2024.03.12(火)安堵
太客のもとに退職の挨拶に行ってきた。俺が抜けたあとスタッフの体制も変わるので、その説明も兼ねて上司も一緒である。突然の退職に、先方が納得してくださるかーーこの一事に気を取られ、社内の退職交渉を終えてもどこか落ち着かない日が続いていた。
思いのほか、挨拶は終始和やかな雰囲気だった。なんせ先方は、弊社に何人のクリエイターがいて、それぞれ何が得意でどんな欠点があるか熟知している。「会社の経営、相当やばいんじゃないの?」「上司さんからパワハラでも受けたんじゃないの?」ーー上司の前でそんな質問をされたらどう返そうかと悩んでいたのだが、俺の退職報告はすんなりと受け入れられた。
ひとつには、上司が先方と積み上げてきた関係性にだいぶ助けられたと思う。本人が新しい世界に行きたいと言ってるなら仕方ない。我々には止める権利はないーーそんな受け止め方をされた。
ただ、転職先とその業界名を伝えると、やや懐疑的な反応ではあった。社会にどのくらい必要とされている業界か、将来性があるのかという面で疑問符を浮かべた模様。俺はちょっと悔しかったし、自分の説明不足も感じたが、食い下がっての反論はしなかった。俺自身が納得して転職するのだから、何ら問題ない。
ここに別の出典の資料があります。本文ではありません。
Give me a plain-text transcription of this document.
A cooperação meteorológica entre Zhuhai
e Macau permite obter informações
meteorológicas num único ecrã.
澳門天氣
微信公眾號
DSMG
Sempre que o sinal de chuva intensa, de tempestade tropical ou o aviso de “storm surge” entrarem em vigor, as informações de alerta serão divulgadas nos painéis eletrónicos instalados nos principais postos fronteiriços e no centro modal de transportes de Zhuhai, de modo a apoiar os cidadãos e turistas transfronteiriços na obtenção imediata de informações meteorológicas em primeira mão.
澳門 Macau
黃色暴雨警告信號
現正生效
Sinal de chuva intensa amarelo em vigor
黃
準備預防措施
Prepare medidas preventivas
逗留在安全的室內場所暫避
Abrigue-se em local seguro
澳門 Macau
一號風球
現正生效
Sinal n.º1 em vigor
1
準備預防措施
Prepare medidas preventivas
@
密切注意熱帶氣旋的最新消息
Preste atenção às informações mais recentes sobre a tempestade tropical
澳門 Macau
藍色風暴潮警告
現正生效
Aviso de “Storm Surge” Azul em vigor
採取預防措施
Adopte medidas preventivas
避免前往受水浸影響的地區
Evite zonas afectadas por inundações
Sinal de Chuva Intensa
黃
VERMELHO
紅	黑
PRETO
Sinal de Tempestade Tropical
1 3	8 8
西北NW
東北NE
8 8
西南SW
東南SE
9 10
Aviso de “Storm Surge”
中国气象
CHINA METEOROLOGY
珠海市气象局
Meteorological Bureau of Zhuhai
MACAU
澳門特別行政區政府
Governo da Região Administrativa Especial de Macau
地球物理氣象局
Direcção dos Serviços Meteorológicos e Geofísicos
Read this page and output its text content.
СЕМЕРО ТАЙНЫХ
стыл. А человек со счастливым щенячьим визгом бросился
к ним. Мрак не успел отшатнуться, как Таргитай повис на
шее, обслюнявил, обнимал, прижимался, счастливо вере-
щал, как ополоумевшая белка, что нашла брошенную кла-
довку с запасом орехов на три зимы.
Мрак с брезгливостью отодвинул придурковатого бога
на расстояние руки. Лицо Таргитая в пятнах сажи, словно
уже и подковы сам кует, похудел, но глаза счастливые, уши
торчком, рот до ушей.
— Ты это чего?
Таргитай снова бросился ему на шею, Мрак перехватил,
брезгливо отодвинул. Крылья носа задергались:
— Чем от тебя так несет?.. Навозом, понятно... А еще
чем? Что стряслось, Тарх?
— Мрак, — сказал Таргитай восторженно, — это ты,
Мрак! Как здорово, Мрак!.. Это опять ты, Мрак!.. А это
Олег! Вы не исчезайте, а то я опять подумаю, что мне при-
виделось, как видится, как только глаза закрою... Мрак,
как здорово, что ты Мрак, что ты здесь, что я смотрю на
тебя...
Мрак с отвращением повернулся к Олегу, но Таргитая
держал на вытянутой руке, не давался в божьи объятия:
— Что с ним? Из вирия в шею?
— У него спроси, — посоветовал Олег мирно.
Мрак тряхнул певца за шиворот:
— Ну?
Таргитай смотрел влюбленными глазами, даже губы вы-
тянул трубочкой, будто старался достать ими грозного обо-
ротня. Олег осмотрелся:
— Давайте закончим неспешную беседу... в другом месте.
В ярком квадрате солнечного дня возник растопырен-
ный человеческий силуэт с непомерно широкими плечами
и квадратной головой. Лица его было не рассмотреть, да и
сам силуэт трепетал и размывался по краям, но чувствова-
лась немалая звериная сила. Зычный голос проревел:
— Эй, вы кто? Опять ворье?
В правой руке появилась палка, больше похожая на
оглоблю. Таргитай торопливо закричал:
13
太客への挨拶を終え、俺は穏やかな心持ちで帰路に就いた。転職理由のいくつかを吐き出してぶつけたい衝動もこれまであったが、結果として円満退職になったと思う。時に大人気ない感情が先走る俺に冷静なアドバイスをくれた元同僚のKや家族に感謝。
帰宅して、ほっとした。胸の支えが取れたような、肩の荷が降りたような心地がした。平日の夜も、ゆっくり本を読んで過ごしたいと思った。止まっていた創作活動を再開したいと思った。有給消化中にやることの計画を立てようと思った。転職先の入社準備を丁寧に進めたいと思った。
あともうひと取材して原稿書いたら、現職ではお役御免である。